Even if it completely entangles health insurance with government? You think that is an improvemenT?
Now woah woah woah right there spinach chin...if Obama is so brilliant and omniscient that he can predict, with perfect accuracy, what will happen to the economy if he isn't allowed to throw money at it, how could he not see this will probably happen to health insurance?
He's either an idiot, a liar, or both.
Re: In Time Of War,
He cannot be both - one needs to be smart in order to be a liar.
No, one needs to be smart in order to be a SUCCESSFUL liar.
If there are no people who are willing to punish you for your obvious lies, the you do not need to be particularly intelligent or even have low cunning to be a liar.
The bright spot in all this is down the road is that government run insurance will be a disaster, health insurance will no longer be tied to your job, so the government will have no choice but to deregulate health insurance which will lead to true free markets in health care. It won't happen overnight but it will happen.
Clearly you don't live in the same United States that I do.
Maybe my great, great, great, great grandchildren will see that day.
"so the government will have no choice but to deregulate health insurance which will lead to true free markets in health care"
Why would they "have no choice?" It's not as though they are concerned about the public. Once they seized control of the medical industry, it was for good, no matter what devastation it will do to society and the economy.
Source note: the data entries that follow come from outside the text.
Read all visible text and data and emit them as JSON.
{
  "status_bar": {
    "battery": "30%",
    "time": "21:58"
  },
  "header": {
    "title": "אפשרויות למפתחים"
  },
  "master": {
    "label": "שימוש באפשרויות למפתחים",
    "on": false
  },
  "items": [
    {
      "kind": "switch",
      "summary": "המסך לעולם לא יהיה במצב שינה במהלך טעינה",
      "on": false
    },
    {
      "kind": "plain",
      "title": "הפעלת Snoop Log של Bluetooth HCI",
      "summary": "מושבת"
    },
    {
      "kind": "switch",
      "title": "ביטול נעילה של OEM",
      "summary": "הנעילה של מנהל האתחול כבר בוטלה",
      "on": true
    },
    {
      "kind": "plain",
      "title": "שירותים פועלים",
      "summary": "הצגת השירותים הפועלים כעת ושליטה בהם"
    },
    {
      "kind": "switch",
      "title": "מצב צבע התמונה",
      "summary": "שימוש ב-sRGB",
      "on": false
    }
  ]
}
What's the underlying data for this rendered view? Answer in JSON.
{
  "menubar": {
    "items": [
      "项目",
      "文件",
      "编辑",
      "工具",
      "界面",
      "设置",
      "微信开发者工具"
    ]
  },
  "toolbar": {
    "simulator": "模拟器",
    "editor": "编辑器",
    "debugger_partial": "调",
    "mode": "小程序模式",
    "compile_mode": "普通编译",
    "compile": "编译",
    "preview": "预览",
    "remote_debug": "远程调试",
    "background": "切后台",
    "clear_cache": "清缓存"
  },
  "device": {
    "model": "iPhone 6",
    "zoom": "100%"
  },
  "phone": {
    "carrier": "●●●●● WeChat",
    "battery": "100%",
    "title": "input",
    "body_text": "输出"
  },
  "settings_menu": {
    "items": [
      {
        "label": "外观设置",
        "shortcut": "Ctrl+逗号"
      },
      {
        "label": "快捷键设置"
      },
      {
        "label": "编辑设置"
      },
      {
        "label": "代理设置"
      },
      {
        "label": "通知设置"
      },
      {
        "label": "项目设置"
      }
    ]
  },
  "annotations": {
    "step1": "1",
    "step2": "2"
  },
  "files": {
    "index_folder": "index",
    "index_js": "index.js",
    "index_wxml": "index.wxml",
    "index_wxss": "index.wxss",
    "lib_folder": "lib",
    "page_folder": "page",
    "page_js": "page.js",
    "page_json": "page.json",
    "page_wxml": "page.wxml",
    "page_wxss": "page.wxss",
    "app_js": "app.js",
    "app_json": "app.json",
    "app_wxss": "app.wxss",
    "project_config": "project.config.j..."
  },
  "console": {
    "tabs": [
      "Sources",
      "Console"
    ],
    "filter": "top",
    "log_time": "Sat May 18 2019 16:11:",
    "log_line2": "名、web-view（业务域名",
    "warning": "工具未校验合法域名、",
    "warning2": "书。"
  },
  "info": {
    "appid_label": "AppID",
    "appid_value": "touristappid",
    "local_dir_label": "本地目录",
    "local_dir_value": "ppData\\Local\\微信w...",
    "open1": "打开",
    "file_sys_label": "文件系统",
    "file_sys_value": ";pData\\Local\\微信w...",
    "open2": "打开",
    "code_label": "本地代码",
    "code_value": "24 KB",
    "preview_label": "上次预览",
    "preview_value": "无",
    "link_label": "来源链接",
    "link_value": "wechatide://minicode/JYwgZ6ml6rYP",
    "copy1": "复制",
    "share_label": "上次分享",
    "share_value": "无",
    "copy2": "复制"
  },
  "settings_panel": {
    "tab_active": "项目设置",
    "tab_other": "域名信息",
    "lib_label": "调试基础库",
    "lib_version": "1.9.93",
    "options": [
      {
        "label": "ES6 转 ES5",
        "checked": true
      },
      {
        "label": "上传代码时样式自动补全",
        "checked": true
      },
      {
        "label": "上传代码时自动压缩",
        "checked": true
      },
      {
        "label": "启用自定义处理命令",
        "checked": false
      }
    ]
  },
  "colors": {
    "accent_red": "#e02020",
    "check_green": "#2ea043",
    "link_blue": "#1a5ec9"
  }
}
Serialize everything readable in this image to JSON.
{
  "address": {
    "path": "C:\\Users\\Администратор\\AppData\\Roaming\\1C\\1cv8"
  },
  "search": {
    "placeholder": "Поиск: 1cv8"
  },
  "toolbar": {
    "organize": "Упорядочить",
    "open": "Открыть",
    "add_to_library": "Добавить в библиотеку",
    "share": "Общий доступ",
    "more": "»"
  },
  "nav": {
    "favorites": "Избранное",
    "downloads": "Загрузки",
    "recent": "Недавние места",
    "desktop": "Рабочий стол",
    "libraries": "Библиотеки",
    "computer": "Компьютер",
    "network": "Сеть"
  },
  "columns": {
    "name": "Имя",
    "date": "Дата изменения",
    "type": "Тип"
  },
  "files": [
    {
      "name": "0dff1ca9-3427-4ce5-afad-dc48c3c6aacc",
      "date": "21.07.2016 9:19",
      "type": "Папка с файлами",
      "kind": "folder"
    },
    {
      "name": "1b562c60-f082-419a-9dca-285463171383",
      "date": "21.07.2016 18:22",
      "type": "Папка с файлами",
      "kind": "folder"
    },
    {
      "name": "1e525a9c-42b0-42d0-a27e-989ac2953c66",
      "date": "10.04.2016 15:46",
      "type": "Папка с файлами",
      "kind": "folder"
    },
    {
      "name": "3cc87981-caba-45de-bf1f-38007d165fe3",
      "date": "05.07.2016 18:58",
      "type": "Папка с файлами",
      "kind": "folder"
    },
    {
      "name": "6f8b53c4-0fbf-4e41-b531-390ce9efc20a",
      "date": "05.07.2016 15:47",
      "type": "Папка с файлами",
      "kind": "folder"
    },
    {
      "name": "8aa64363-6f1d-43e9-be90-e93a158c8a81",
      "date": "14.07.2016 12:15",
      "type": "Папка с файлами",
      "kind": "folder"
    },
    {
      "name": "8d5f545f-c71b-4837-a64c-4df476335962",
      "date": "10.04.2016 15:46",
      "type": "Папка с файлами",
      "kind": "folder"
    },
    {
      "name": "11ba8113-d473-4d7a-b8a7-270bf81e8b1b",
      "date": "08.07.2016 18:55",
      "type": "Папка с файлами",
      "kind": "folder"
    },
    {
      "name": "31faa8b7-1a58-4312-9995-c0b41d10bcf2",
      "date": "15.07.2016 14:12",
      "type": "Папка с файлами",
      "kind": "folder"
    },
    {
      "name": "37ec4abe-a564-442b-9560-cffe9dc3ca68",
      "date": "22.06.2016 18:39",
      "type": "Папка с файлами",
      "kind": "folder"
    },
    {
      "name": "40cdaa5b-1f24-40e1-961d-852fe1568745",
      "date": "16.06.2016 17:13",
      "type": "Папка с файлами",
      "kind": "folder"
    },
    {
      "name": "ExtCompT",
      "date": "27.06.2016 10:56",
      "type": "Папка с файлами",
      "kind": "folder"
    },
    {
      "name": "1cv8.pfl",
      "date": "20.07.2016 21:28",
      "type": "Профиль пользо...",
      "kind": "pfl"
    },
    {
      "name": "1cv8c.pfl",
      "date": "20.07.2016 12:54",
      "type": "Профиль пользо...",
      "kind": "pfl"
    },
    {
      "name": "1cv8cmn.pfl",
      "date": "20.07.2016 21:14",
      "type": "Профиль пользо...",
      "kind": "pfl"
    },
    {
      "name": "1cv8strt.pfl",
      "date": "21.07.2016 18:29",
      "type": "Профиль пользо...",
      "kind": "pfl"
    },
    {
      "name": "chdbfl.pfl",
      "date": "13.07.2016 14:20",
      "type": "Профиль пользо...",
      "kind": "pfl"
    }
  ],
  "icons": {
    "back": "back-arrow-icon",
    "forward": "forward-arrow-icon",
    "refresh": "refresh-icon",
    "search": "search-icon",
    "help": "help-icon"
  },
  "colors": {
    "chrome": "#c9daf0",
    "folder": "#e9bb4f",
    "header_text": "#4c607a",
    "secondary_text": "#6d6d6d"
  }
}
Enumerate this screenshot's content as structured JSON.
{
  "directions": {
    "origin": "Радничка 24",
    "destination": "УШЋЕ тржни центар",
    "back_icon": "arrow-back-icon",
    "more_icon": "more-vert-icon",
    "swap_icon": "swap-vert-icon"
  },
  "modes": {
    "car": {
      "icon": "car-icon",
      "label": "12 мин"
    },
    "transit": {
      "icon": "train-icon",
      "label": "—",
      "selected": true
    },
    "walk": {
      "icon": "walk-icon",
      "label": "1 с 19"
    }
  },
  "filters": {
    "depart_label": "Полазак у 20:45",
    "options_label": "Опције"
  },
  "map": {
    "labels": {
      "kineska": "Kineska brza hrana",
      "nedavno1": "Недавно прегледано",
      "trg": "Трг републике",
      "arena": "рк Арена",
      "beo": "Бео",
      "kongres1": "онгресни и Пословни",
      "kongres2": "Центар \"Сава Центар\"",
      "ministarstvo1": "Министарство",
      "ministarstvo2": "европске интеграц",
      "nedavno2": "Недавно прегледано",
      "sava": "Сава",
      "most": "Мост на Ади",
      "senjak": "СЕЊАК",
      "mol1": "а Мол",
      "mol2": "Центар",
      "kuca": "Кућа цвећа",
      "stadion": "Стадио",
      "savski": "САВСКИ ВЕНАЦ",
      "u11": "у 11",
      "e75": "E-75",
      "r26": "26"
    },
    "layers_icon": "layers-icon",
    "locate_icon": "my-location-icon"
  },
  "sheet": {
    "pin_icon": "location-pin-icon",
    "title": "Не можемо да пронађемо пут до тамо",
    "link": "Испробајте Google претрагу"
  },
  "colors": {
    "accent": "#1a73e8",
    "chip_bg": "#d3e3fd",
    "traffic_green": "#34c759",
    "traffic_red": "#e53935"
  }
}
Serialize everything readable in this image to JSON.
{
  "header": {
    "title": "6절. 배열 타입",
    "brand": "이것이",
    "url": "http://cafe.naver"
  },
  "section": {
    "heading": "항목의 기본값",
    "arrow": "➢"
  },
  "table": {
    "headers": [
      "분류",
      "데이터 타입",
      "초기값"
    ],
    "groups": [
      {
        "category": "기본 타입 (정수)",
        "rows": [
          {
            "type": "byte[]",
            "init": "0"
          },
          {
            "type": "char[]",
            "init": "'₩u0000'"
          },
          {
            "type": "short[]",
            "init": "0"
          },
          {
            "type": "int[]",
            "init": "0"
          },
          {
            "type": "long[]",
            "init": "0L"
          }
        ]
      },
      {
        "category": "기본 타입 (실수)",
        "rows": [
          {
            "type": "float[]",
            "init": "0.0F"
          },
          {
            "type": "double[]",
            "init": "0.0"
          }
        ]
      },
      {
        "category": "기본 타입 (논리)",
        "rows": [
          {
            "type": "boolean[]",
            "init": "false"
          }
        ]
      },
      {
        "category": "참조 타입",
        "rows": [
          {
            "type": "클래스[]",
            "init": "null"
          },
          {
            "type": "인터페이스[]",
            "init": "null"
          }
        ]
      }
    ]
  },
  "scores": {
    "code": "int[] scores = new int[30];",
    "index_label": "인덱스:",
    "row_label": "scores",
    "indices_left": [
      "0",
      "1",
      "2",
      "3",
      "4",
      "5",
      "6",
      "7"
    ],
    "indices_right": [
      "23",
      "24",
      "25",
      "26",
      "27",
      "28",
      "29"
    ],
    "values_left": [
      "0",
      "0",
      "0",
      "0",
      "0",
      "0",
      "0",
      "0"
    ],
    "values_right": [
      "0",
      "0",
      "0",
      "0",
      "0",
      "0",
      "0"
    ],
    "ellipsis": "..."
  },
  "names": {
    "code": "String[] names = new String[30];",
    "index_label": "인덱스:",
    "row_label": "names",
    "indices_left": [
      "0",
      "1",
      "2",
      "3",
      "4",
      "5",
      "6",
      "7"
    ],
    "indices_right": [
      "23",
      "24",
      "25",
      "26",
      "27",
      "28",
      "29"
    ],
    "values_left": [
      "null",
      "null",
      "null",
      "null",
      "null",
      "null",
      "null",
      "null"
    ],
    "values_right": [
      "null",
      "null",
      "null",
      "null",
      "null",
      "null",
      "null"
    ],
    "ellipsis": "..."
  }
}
That's why they jammed the seizure through literally in the middle of the night by dint of bribes, lies, and threats. They know it's poison, but it was the quickest way to nationalize vast segments of the private sector despite overwhelming public condemnation.
And as we all know, doin' right ain't got no end...
It's already happened to me. As soon as the industry got a whiff of this bill, my perfectly acceptable HSA plan went up in smoke, replaced by a much crappier plan with similar prices and no tax benefits. Thanks Obama.
BTW, I wouldn't characterize this as a broken promise. He carefully parsed his words with the intent to deceive. It's not exactly much better, but it's not the outright lie he pulled with regard to taxation.